A recent event in London to mark the two-year anniversary of the 30% Club – a high-powered group set up to instigate progress in this area – co-incided with the latest update from the UK government supported-Davies Committee (which issued its landmark report on the subject in March 2011). That committee reported that, encouragingly, 44% of new director appointments in March-Sept 2012 in the UK’s top FTSE100 companies were women – doubled from a year ago. In the FTSE 250 it was 36%.

Of the early adopters of the diversity amendment to the UK’s Corporate Governance code, 60% now had a stated policy on boardroom diversity, while 42% had or intended to set measurable objectives to increase women on boards. And 25% of external board evaluation exercises, required under the Code, now included the diversity issue, which Davies thought was satisfactory as it had only recently been brought in.

So is everything in the diversity garden rosy? Not quite. Almost all of these increases in female directorships related to Non-Executive (NED) positions – the position for executive roles had stayed static, with just 7% women. In the year to Sept 2012, there were 22 NED appointments – all male.

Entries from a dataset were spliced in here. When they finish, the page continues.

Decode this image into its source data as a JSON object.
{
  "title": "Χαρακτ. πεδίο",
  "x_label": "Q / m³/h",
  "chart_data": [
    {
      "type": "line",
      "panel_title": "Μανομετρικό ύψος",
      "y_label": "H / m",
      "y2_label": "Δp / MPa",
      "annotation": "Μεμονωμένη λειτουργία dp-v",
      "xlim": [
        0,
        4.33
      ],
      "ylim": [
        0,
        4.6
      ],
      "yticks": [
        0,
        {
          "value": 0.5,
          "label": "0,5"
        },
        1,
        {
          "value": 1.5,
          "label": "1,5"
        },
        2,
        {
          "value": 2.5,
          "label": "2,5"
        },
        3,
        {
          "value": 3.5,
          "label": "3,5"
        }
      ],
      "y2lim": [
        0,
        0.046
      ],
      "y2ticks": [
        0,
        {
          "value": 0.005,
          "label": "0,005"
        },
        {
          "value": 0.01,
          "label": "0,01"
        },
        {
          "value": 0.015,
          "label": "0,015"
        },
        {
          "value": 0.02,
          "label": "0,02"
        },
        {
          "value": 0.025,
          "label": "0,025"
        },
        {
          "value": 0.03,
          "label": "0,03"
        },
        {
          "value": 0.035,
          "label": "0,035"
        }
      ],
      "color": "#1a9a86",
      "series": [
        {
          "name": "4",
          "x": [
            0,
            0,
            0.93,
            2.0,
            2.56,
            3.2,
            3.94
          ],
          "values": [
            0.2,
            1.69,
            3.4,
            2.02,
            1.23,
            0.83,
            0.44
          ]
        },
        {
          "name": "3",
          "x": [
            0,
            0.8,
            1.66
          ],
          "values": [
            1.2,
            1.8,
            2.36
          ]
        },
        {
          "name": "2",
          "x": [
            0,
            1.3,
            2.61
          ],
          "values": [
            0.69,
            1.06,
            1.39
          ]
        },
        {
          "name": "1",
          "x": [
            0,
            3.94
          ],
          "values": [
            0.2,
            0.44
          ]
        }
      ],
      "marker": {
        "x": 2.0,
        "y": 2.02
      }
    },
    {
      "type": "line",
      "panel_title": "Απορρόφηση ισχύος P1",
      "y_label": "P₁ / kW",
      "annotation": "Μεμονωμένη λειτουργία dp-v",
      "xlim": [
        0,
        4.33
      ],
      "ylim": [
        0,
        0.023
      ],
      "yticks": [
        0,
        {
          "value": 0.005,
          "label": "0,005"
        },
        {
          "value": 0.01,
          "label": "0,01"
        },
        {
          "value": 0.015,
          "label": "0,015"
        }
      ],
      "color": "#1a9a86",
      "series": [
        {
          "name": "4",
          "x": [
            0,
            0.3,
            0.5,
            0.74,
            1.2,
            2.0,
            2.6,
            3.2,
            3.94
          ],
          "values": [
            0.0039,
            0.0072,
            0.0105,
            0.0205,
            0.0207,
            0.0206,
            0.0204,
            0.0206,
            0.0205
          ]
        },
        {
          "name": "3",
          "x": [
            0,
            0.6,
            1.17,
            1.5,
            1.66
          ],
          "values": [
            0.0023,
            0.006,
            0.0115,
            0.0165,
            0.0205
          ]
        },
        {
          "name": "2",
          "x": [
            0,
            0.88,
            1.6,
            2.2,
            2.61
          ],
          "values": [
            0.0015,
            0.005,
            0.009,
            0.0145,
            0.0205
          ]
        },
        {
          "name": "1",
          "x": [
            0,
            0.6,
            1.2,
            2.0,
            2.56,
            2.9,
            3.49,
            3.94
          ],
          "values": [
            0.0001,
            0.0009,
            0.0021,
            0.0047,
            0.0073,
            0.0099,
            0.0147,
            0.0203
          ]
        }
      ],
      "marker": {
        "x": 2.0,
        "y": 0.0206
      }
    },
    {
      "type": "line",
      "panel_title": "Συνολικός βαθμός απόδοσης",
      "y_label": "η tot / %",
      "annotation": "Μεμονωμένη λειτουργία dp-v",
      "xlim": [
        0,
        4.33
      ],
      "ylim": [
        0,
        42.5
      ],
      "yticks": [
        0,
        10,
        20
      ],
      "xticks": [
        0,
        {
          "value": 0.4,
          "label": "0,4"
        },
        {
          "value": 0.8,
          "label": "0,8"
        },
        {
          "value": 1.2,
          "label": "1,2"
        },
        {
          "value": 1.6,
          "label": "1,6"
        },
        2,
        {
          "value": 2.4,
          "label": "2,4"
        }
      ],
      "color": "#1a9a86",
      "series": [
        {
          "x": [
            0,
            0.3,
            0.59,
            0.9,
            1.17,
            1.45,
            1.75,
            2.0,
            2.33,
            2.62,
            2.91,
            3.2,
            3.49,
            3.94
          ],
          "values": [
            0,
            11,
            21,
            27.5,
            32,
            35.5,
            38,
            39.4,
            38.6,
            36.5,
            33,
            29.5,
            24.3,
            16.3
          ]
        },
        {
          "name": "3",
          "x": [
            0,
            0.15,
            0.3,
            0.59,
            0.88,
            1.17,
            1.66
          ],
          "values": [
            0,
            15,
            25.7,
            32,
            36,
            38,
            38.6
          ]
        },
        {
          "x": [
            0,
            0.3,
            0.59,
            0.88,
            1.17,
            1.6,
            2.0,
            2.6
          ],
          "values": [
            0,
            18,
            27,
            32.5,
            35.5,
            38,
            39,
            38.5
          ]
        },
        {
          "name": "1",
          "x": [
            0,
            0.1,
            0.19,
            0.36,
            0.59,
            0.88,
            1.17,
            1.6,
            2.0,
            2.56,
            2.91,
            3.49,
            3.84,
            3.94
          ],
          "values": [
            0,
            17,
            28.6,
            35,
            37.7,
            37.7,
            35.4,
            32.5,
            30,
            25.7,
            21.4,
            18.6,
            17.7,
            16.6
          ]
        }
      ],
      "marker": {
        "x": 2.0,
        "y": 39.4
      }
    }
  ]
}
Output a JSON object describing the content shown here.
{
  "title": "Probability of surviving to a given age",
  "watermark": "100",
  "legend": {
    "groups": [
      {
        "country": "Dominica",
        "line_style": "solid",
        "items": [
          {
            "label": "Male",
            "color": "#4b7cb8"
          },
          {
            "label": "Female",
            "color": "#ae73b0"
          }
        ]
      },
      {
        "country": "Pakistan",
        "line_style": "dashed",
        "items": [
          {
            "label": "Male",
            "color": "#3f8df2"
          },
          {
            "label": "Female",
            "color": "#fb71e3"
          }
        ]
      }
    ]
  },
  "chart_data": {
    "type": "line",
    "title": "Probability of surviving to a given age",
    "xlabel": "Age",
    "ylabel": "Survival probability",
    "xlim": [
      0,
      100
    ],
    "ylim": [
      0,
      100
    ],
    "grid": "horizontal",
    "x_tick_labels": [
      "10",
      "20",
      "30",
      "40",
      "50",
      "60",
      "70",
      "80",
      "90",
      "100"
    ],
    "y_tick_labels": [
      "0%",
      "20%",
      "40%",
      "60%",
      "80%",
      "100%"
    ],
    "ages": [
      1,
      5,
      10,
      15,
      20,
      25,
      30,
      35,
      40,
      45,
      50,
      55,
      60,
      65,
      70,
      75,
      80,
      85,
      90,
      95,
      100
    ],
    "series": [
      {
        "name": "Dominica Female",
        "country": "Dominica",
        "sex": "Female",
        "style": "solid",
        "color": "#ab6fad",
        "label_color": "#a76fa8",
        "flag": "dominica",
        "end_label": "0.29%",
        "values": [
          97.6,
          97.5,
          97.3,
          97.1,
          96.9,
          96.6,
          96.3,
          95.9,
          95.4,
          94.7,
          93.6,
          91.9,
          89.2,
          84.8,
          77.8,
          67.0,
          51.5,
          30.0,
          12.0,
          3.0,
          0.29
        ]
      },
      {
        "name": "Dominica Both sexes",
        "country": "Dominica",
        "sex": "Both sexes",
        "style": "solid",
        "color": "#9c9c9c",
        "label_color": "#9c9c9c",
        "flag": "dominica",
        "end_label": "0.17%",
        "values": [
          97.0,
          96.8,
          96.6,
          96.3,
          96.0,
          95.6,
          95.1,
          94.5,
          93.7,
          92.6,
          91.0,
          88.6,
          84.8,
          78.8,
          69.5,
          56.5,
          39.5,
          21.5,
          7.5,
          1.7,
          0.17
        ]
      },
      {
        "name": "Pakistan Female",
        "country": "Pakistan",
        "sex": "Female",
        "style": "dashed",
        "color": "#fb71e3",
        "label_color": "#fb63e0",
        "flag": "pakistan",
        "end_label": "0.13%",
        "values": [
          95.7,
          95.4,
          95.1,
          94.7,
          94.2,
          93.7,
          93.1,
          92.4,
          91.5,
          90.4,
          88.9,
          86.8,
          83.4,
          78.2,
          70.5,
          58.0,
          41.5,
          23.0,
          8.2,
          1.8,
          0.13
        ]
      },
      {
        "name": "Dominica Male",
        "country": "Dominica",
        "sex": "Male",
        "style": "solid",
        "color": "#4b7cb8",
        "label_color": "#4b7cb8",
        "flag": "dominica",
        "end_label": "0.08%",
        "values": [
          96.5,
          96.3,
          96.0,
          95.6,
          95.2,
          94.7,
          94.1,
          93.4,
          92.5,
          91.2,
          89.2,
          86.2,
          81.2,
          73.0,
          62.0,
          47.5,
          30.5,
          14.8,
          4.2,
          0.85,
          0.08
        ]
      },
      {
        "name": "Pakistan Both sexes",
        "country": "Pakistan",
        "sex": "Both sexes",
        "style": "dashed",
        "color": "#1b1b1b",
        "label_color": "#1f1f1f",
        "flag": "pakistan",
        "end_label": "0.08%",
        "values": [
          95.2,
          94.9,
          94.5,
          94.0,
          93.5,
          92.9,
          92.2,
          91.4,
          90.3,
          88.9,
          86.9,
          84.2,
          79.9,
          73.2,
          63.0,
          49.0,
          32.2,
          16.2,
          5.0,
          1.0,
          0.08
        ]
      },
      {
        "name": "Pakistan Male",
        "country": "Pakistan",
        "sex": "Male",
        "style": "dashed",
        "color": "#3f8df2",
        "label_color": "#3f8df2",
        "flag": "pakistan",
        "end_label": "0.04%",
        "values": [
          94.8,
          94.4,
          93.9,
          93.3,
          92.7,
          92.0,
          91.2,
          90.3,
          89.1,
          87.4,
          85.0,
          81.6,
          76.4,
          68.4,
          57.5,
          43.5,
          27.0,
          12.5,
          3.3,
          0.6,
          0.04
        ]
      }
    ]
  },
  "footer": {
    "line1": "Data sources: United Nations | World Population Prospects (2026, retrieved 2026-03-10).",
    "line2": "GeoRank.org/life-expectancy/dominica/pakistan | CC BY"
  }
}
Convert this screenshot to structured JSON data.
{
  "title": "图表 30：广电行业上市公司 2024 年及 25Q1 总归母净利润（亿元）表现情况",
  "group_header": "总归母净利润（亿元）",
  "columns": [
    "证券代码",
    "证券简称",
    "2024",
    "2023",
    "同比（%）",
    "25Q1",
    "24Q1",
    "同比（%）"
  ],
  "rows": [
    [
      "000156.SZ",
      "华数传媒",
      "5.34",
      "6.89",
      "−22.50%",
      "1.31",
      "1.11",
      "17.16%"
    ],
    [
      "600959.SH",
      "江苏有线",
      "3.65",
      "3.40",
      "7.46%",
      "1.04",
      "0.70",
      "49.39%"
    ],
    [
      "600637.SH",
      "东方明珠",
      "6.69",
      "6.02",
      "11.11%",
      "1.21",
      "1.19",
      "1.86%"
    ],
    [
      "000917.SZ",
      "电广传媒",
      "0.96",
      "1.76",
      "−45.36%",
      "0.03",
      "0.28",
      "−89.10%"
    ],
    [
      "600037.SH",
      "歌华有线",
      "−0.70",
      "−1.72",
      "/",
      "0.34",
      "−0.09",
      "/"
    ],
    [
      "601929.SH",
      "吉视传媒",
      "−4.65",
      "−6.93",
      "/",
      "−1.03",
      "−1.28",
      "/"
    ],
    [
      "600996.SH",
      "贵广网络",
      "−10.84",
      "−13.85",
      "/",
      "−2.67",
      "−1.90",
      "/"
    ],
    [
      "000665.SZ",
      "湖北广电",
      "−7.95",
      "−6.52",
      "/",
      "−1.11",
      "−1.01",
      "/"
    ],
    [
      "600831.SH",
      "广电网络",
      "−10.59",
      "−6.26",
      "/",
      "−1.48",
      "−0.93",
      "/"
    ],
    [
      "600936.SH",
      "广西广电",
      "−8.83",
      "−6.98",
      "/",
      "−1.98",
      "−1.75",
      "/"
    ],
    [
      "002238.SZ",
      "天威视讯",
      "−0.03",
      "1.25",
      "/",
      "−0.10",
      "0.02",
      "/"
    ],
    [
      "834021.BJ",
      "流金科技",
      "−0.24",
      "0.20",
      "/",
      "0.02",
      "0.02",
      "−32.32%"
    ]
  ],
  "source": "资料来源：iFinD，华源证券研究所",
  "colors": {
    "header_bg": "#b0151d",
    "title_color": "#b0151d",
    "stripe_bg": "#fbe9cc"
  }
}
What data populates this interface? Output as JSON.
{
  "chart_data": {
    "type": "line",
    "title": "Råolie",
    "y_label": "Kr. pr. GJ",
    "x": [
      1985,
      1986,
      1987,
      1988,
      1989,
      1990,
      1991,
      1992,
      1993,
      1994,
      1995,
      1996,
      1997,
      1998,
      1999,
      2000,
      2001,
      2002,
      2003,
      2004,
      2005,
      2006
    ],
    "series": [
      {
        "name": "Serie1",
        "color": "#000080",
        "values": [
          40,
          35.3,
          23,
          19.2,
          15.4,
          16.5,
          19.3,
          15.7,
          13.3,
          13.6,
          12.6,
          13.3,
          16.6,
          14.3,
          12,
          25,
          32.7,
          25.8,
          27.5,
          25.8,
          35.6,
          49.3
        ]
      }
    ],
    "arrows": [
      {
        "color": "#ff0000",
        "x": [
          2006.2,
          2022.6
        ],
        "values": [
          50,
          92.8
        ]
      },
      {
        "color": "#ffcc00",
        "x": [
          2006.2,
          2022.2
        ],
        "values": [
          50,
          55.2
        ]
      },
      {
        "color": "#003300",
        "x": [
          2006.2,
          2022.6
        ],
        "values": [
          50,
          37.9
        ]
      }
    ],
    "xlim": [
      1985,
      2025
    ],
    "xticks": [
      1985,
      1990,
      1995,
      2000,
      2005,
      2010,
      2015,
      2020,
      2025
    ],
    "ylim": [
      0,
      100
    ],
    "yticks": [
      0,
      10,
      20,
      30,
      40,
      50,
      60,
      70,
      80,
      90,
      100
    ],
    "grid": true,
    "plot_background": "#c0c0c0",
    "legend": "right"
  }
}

There was much talk at the event of ‘improving the pipeline’ of talent coming through the ranks of companies. The need for improvements in mentoring and supportive networks were also discussed. Vince Cable, the UK business secretary said he would write to the 8 companies on the FSTE250 who still have all-male boards, although he admitted that most of them were mining companies based elsewhere in the world, where his exhortation may not have a huge effect. He also urged all businesses to use only those executive search firms which had agreed to report back to government how many women they place. But none of this seems likely to see dramatic change any time soon.

The 30% Club said that international interest was rising in the subject, notably in Hong Kong. ACCA can also vouch that other regions in Asia are showing interest – there is an important World Bank-sponsored event in Pakistan in January on women on boards.

Ultimately though it will be up to businesses to see the benefits of increasing diversity. Intuitively it has to make sense to increase the talent pool as wide as possible, and there are several studies which show that companies with greater diversity tend to enjoy better performance – although it is nigh-on impossible to prove a causal link.

ACCA, together with the UK Economic and Social Research Council, has just issued some interesting research on the subject. We commissioned the Cranfield School of Management report Women in finance; a springboard to corporate board positions?, which shows that a financial qualification is key for women who want to get onto company boards. The figures are quite stark – while 45% of female executive directors are financially qualified and 65% in total have a financial background, by contrast just 26% per cent of their male colleagues are financially qualified and 44% have a financial background.

The report suggests that finance, compared to many other sectors, offers a clear career path for women, especially within professional services firms. Advantages identified were:

  • objective definitions of success mean less internal politics is required.
  • there is relatively less damage from career breaks.
  • roles are often HQ-based, so there is less extensive travel

Although it should be pointed out that at the 30% Club event some criticised the professional services sector for its relatively small number of women partners, given that 50% of the firms’ graduate intake is female.

Cranfield International Centre for Women Leaders deputy and co-author of the reportdirector Ruth Sealy, said a certain level of financial acumen is "necessary for all board directors. But for women, having a finance qualification or functional background helps to break down some persistent stereotypes about women’s competence, giving them credibility, legitimacy and a common language that allows them to join the conversation of the boards".

This may well be true. And the accountancy profession can take some pride in that finding. But, on the other hand, if women have to gain a financial qualification in order to give them the ‘credibility and legitimacy’ that men are assumed to possess innately, then we really do still have a long way to go before boardroom equality is reached.